Options under consideration by the district include limitations created by following safety guidelines as well as those required by the Texas Education Agency.
While the district typically follows a 22-to-1 student to teacher ratio within a classroom, Cruz said that classrooms next year could be limited to 6-8 students each due to social distancing requirements and available space. Similarly, the district may have to reduce its bus capacity from 60 students down to 12-14 per route, which would make transporting its estimated 23,000 students who rely on buses challenging. Serving an estimated 75,000 meals a day could also be difficult, as would finding places for students to eat on campus while keeping a safe distance from one another.
"There are a lot of implications, which is why it takes a little time to study some of the work to make sure we're making the best decisions for our students," Cruz said.
According to a presentation by the district, a blended approach would allow the district to switch from in-person learning to virtual learning when needed, and a calendar would also include intersectional breaks throughout the year as recommended by the Texas Education Agency.
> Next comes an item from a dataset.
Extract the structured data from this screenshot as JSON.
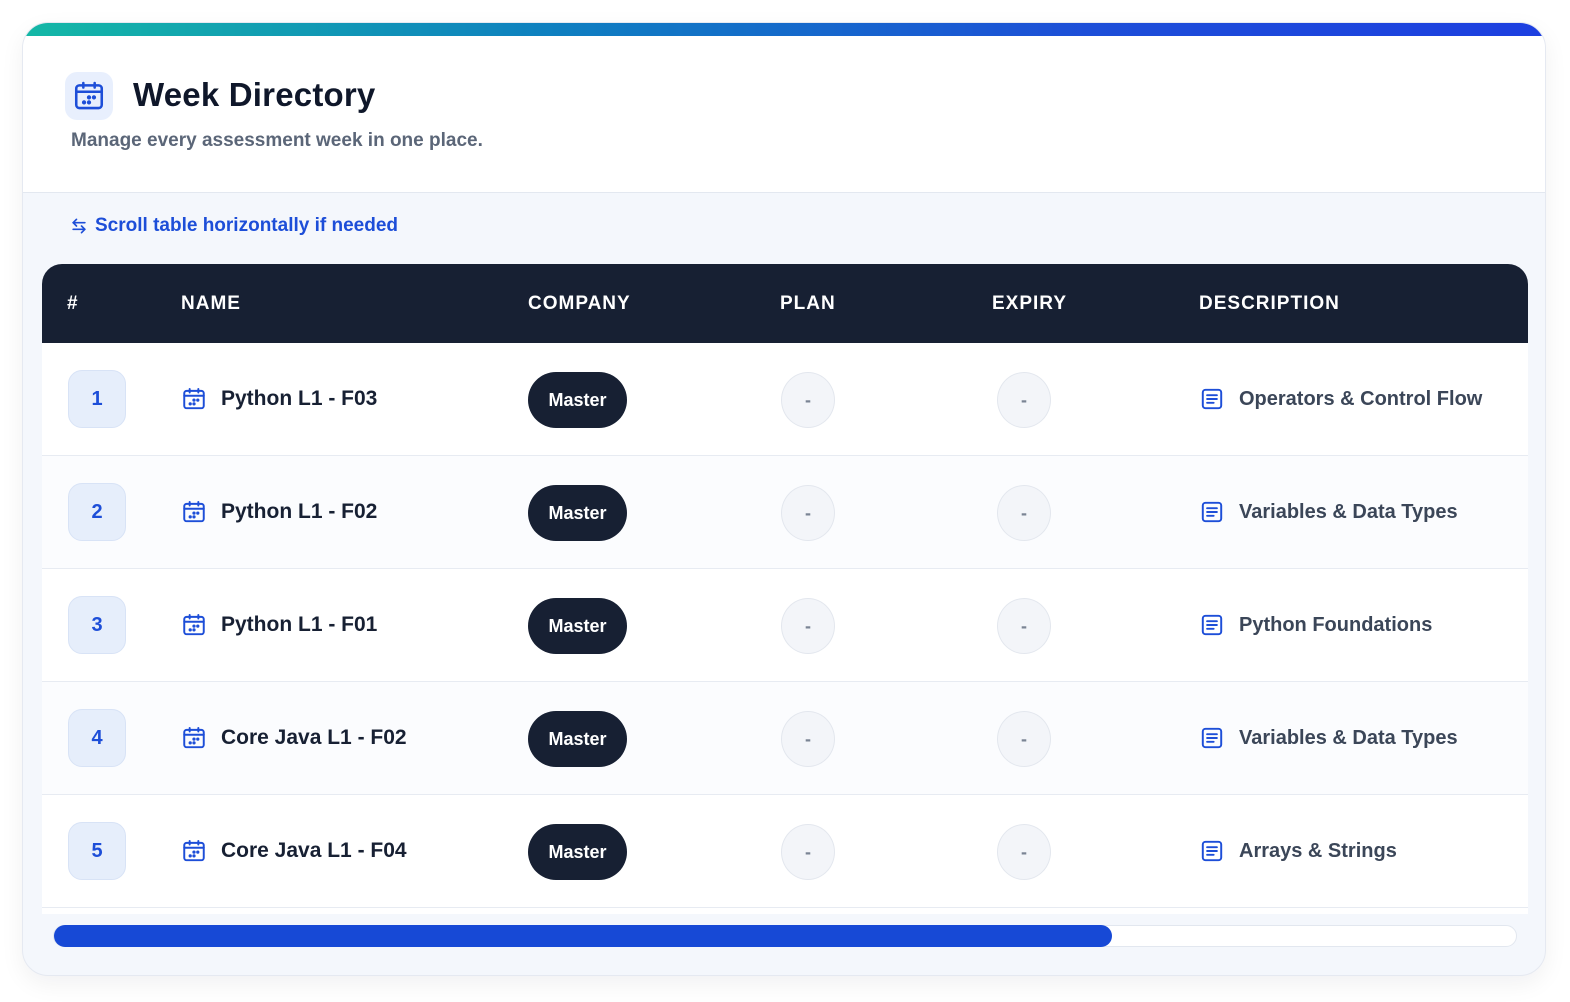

Director of Elementary Schools Monica Gonzalez said the district is looking to train teachers this summer to prepare for partial or full-time virtual learning. Training could outline how to develop a classroom culture during virtual learning, she said.
Cruz also said virtual learning would come with more assignments, grades and accountability measures for students compared to the most recent learn-from-home spring semester during the coronavirus pandemic.
The district still expects to start the school year on Aug. 18.